Dendam
Menurut saya, Manusia memang sudah
dirancang menjadi pendendam. Tidak ada satu pun orang yang luput dari
selaput-selaput dendam di hatinya. Entah selaput itu setipis kulit ari, atau bahkan
setebal kulit badak. Tidak dapat dipungkiri. Yang pasti, semua punya dendam. Sekalipun
seorang berhati super lapang, yang dengan mudah memaafkan, juga pasti menyimpan
dendam sebelum pada akhirnya memaafkan.
Perihal dendam, saya rasa semua
tidak dapat terlepas dari kabut kelamnya. Saya yakin, Setiap hati pasti menyisahkan
celah kecil untuk menampung dendam berdiam disana.

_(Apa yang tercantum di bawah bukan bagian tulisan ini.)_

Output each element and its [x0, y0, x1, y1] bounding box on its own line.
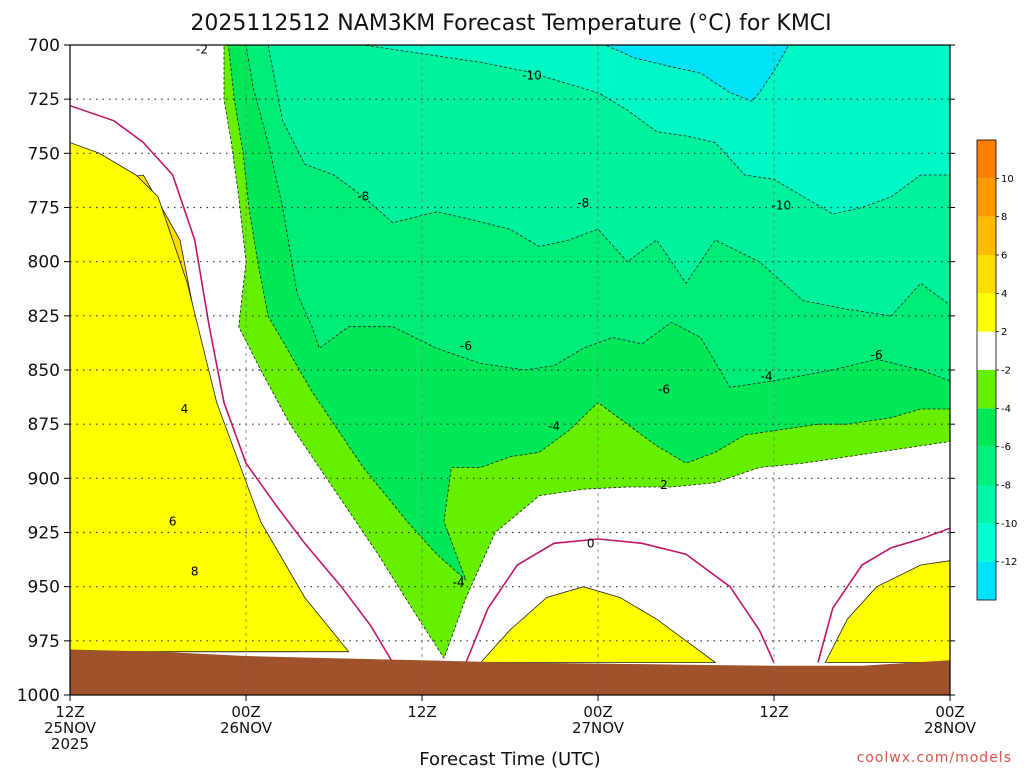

Perihal predikat pendendam,
itu hanya dilabelkan pada orang-orang yang meluapkan rasa dendamnya ke
permukaan. Marah, murka, bahkan kadang sampai tumpah darah. Padahal nyatanya,
setiap hati pernah disemayami dendam. Dan itu merupakan kriteria yang cukup
untuk kita disebut pendendam. Kita semua adalah pendendam. Itu menurut saya.
Lalu, apakah saya bangga
dengan predikat pendendam?
Menurut saya tidak ada yang
perlu dibanggakan. Dendam merupakan aib yang harus kita olah sendiri agar tidak
menguap ke permukan.
Kemudian, mengapa dengan
lantang saya menyebut kita semua adalah pendendam?
Agar jiwa-jiwa yang merasa
paling suci dan paling benar sadar, bahwa kita semua tidak bisa menghindar dari
dendam. Terlepas kemampuan kita untuk memaafkan. Terlepas kemampuan kita
bersabar. Dendam pasti pernah ada sebelum kata maaf terucap.

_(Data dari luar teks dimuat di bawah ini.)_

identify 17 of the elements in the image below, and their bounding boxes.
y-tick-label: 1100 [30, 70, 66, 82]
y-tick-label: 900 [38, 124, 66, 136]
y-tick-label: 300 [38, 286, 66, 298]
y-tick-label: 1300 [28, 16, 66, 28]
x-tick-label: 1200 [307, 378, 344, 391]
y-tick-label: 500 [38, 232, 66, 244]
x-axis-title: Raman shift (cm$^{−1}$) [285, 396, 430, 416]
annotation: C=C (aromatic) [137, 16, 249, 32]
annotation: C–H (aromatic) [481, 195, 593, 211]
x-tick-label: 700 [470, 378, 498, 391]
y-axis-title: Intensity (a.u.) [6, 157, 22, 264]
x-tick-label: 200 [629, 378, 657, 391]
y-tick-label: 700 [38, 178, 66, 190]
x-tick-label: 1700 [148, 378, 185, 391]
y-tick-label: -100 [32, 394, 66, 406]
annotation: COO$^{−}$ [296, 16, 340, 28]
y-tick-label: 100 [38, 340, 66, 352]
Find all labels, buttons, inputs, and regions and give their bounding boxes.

Jangan sekali-kali menyebut
orang lain pendendam. Sebab kita semua pendendam. Itu menurut saya.
.Manusia dengan dendamnya ada
dua golongan. Pertama pendemdam yang diperbudak oleh rasa dendamnya. Kedua, pendemdam
yang berpikir bahwa dendam tak ubahnya email penawaran produk yang tidak perlu
dibalas. Pendendam kedua adalah pendendam yang tangguh memendam dendam dengan
senyuman—lalu berkoordinasi dengan waktu untuk mengusirnya perlahan keluar dari
celah kecil di hatinya.
Jika kalian bertanya apa aku
pendendam, mencoba tidak naïf—saya jawab dengan tegas memang iya.
Terlepas dari lama waktu
dendam itu mendiami celah kecil hati saya, lama atau sebentar, saya butuh waktu
mengusir keparat bernama dendam hengkang dari hati saya. Menjadi pendendam bukanlah
perkara mudah. Terlebih jika kita memilih menjadi pendendam golongan kedua.
Pendendam bukan hanya mereka
yang penuh kebencian. Pendendam juga mereka yang tangguh memendam dan
membiarkan dendam hilang tersapu waktu.
Saya adalah pemendam. Saya
adalah pendendam. Lalu, Apa kalian juga pendendam?